The tests carried out to date, it further found, had been "insufficient". In particular, it criticised the very limited "end-to-end" testing (a full dress rehearsal, as it were) that had been carried. It pointed out the necessity of this, given the complex tasks the system would have to carry out in a real election situation; this June, it would have to handle, register, combine, mix and count votes for up to three polls (local and European elections, as well as a referendum).

The Commission's most eye-catching finding related to security:

"Experts retained by the commission found it very easy to bypass electronic security measures and gain complete control of the 'hardened' PC, overwrite the software, thereby in theory to gain complete control over the count in a given constituency."

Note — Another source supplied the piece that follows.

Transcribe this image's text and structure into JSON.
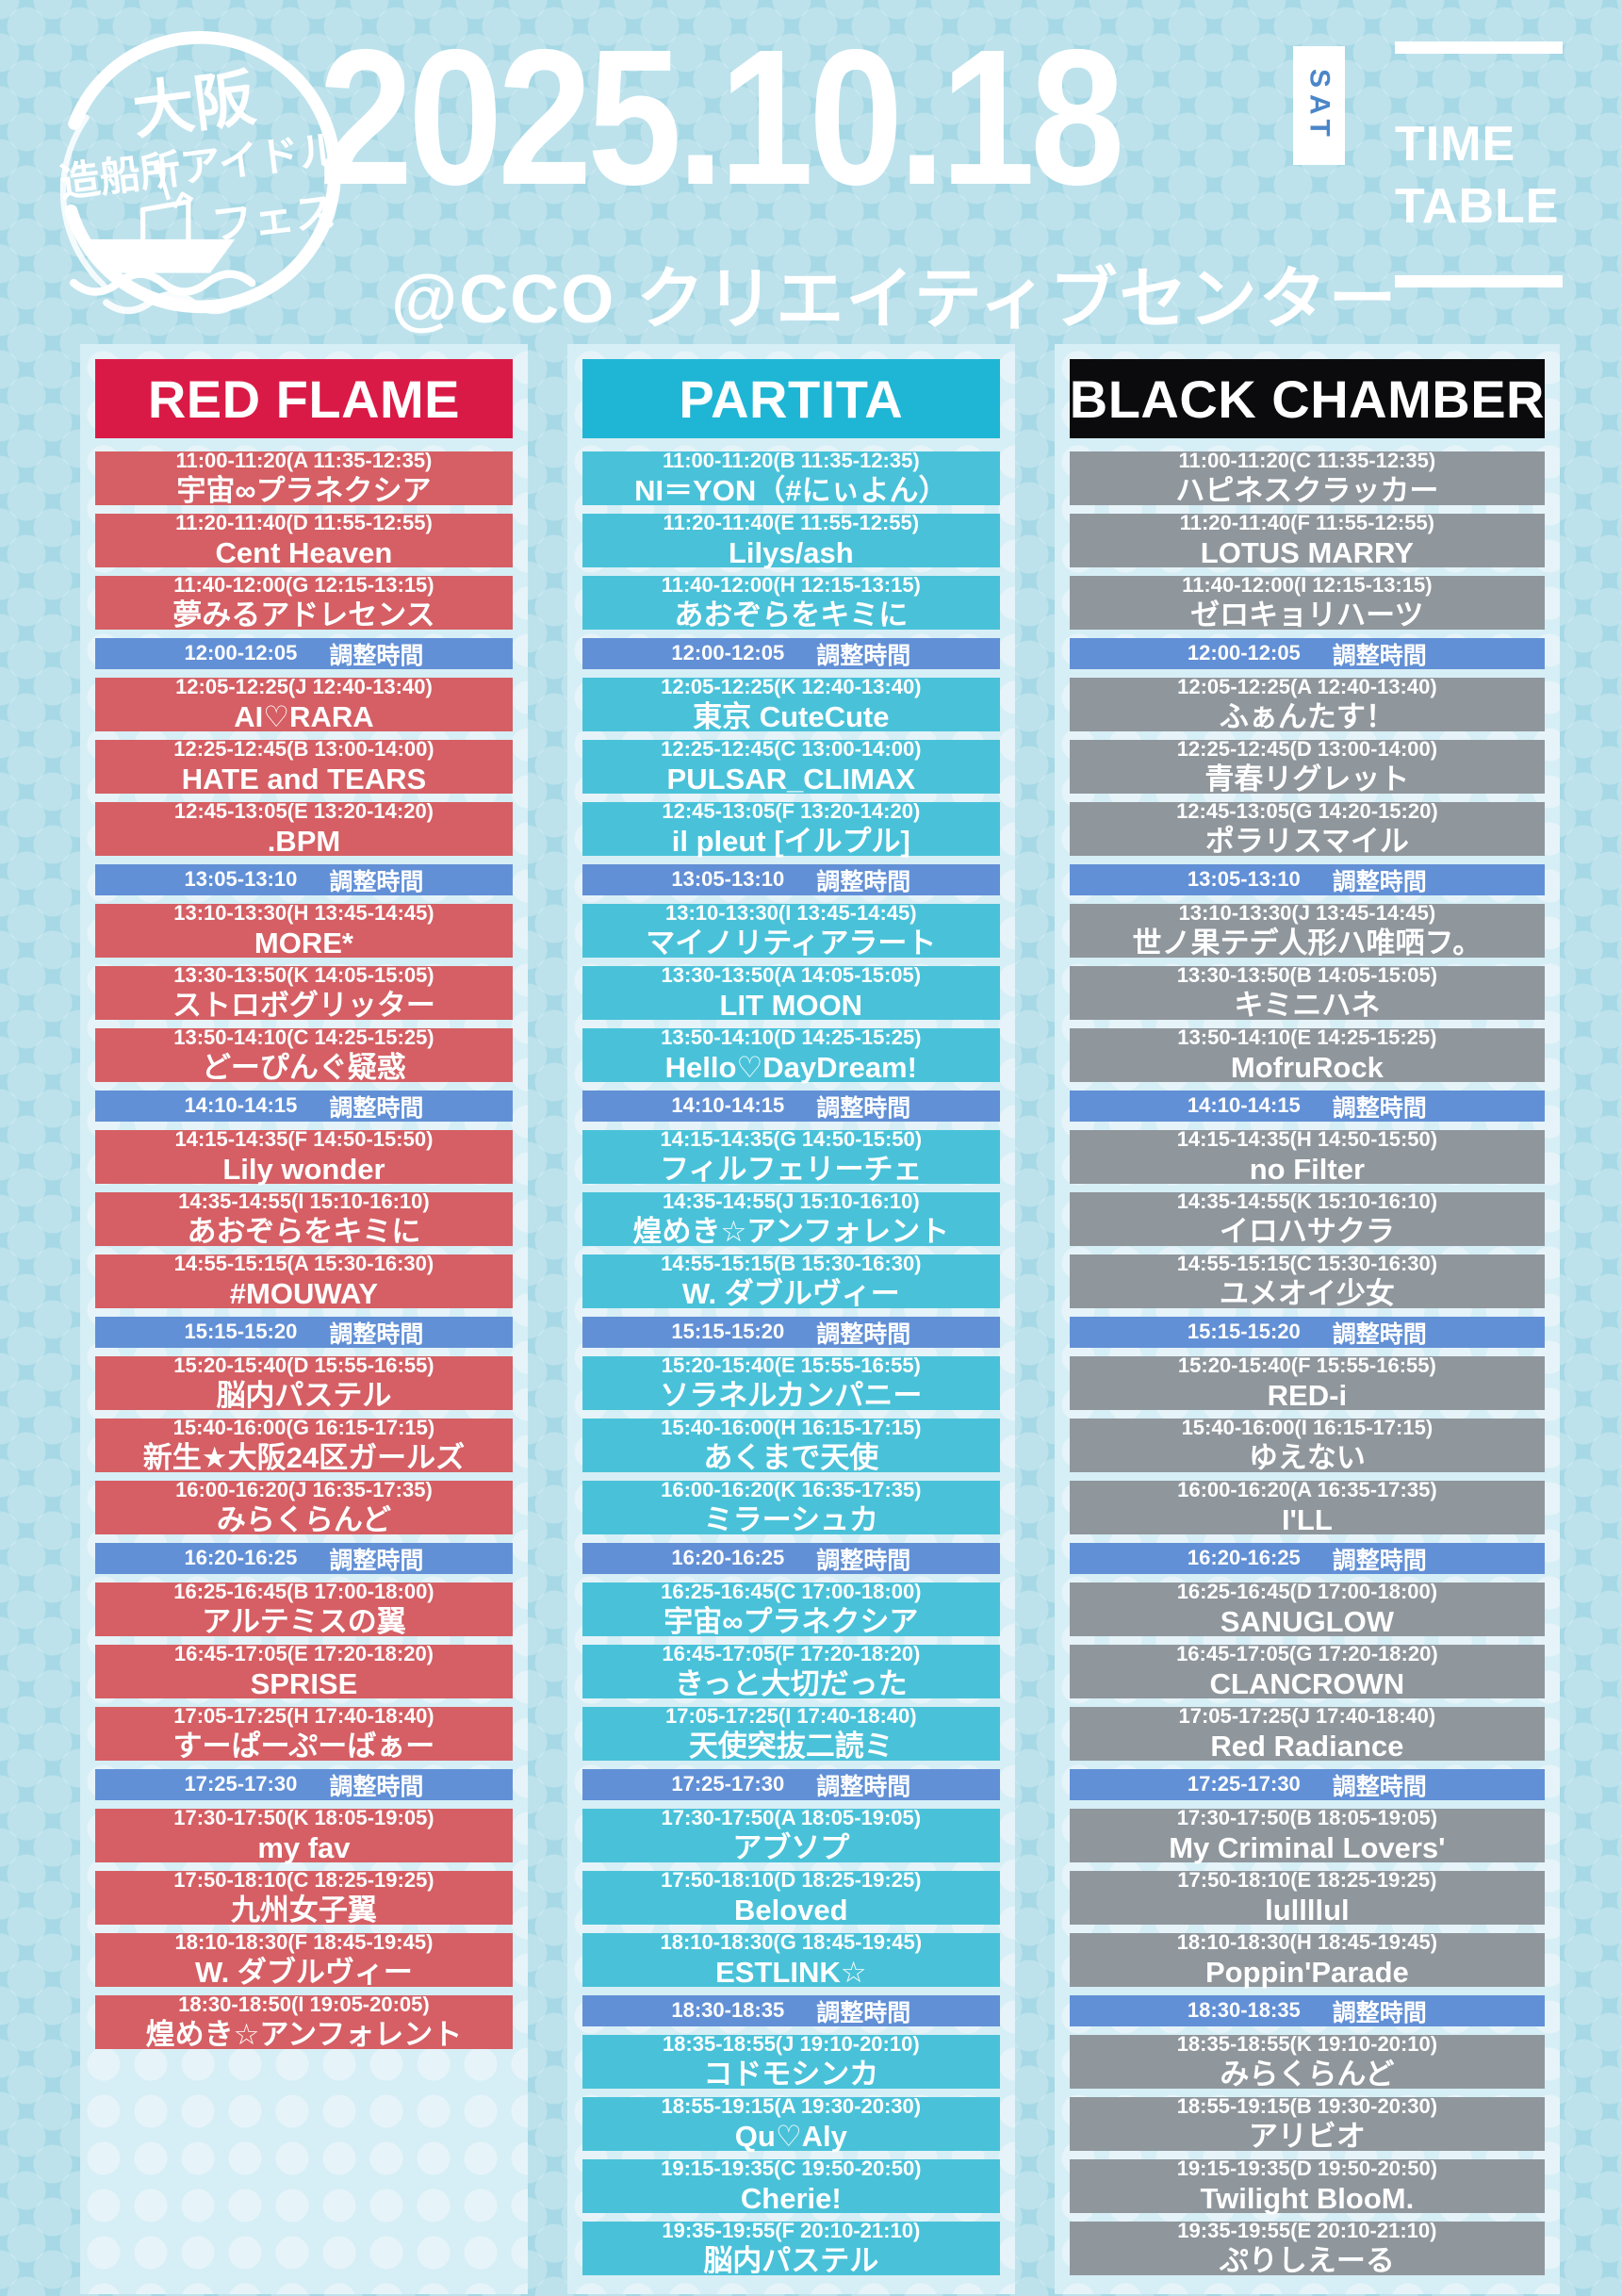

These hardened PCs, it went on to state, were the "weakest link in terms of security". Moreover, no systematic testing had been done of the hardened PCs, "notwithstanding their susceptibility to either inadvertent error or deliberate manipulation by those with access to them".

This may all sound like the technical jargon of an anorak but all those potential flaws were raised by computer experts, some acting on behalf of the opposition, some independently. What's vaguely disturbing is all of their concerns were dismissed out of hand by Mr Cullen who went on to question their motives as well as their criticisms.

But now the Commission has found somebody could potentially gain access to the system, overwrite the software, and then gain control of and deliberately manipulate the system. Of all the findings, that was the gravest, the one that made a nonsense of the fully accurate/fully reliable/fully secure line that the Government persisted with.

Martin Cullen's argument that it was he who set up the Commission is a weak one. That only happened after concerted pressure. The debate was never about computers per se. It was about public confidence in the system, which will now be completely eroded by these findings. Belts and braces are useless when they have nothing to hold up.